Most of the refuges who couldn’t speak Arabic language are believed to settle in the ‘Shagarab’ refugee camp. On the other side majority of the refugees living in Khartoum are under age refugees, where the source of all these displacement and hardships is the indefinite national service in Eritrea (kind of national slavery) and the ill-treatment of youngsters, causing the biggest socio-economic problem ever occurred in the country.

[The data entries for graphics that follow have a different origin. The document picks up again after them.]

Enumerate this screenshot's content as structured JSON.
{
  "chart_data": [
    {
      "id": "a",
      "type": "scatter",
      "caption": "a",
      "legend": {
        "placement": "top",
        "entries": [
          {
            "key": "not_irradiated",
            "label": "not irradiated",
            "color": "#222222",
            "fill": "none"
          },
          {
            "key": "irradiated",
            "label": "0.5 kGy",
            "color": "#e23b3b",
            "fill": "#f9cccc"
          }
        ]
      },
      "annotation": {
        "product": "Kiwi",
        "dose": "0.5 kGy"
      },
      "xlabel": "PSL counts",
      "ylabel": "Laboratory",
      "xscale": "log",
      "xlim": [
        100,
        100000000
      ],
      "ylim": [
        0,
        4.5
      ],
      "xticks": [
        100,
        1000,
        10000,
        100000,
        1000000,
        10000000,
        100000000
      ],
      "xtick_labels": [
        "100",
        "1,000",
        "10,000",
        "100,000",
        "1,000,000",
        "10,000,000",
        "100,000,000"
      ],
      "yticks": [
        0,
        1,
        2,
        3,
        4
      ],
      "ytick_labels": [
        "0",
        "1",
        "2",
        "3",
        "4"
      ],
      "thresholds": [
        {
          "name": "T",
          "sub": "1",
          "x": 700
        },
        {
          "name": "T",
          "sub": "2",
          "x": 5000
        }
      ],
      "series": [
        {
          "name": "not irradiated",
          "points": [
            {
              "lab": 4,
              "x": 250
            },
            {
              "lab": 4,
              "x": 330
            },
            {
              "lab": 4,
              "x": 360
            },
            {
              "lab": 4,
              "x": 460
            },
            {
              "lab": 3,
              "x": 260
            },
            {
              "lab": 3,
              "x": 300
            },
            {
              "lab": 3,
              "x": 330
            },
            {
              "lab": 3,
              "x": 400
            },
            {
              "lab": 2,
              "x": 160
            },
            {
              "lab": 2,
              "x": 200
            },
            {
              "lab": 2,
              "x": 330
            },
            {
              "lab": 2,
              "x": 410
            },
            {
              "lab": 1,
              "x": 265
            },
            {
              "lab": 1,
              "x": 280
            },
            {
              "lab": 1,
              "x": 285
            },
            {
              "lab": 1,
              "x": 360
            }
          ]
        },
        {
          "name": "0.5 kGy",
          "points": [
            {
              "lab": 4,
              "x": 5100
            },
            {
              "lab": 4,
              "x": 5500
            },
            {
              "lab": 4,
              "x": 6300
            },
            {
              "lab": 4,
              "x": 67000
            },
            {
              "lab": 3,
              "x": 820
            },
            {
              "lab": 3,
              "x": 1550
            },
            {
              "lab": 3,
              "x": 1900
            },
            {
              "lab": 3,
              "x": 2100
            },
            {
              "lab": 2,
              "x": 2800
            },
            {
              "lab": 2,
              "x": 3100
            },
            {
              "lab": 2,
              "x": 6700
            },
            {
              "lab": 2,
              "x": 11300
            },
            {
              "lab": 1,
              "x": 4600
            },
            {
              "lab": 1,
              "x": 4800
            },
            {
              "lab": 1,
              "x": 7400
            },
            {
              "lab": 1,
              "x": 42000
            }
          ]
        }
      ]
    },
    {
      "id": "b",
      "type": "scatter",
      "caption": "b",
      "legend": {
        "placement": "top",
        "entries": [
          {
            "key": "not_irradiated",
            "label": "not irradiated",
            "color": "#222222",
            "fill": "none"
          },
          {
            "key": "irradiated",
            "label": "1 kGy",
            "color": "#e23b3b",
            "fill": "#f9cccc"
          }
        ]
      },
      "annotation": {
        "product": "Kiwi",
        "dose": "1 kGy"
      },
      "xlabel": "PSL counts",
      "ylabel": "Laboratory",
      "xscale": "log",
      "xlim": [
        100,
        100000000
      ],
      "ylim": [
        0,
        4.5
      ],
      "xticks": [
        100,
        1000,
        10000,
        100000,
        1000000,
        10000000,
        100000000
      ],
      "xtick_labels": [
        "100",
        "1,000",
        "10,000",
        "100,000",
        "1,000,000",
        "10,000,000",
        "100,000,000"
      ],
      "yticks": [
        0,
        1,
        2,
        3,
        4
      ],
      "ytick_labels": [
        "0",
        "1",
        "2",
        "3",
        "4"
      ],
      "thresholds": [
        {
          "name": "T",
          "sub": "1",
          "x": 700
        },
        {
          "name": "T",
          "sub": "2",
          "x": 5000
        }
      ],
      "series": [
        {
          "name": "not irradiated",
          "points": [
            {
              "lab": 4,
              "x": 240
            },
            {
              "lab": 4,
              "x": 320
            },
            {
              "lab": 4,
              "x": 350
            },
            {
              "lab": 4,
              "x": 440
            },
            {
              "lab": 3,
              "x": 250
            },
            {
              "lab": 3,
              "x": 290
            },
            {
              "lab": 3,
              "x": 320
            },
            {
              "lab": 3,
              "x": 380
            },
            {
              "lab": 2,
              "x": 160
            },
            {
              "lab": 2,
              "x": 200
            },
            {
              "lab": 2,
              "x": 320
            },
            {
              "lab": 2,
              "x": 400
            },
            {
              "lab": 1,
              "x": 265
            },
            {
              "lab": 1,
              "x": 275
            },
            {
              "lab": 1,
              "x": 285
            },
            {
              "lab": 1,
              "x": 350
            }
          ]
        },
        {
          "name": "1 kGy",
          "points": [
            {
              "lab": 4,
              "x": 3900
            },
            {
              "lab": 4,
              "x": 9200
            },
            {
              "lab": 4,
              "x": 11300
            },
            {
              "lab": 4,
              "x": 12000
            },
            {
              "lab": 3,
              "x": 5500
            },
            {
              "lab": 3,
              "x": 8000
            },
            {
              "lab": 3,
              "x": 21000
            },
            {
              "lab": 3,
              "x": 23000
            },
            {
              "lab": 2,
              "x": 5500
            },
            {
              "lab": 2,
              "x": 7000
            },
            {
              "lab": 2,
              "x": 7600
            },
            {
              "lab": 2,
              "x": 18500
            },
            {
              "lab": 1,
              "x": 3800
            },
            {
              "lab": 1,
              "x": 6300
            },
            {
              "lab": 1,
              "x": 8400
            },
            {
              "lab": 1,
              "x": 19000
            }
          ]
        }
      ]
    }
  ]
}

It is also reported that Eritreans living in Um-Gurgur (one of the refugee camps in Sudan) and Shagarab refugee camps are suffering from acute shortage of potable water due to the prevailing shortage of petroleum for operating the water pumps. Therefore, refugees living in these camps have been obliged to buy water from the nearby manmade lakes for their daily use. Residents of these camps complain that, they had to buy dirty and unsafe water for 5 Jine (Sudanese pound and 1 USD =18 Jine) for a jerrycan. Life without the supply of water has become a great concern for the refugees and living in those places with a temperature of 40oc and above makes it even unimaginable. It is also to be recalled that, back in 2017, there had been a serious contagious diseases [cholera] in Um-Gurgur camp affecting the other settlements, which has caused serious health problems. Hence, it is feared that such catastrophe could happen again, unless the shortage water is handled quickly. Thus due action is demanded, lest last years’ tragedy repeated. Although these refugees have communicated their fears and concerns to authorities and UNHCR officials repeatedly, all they could get was “this is a nation-wide matter, there is nothing we can do, and we just have to wait!”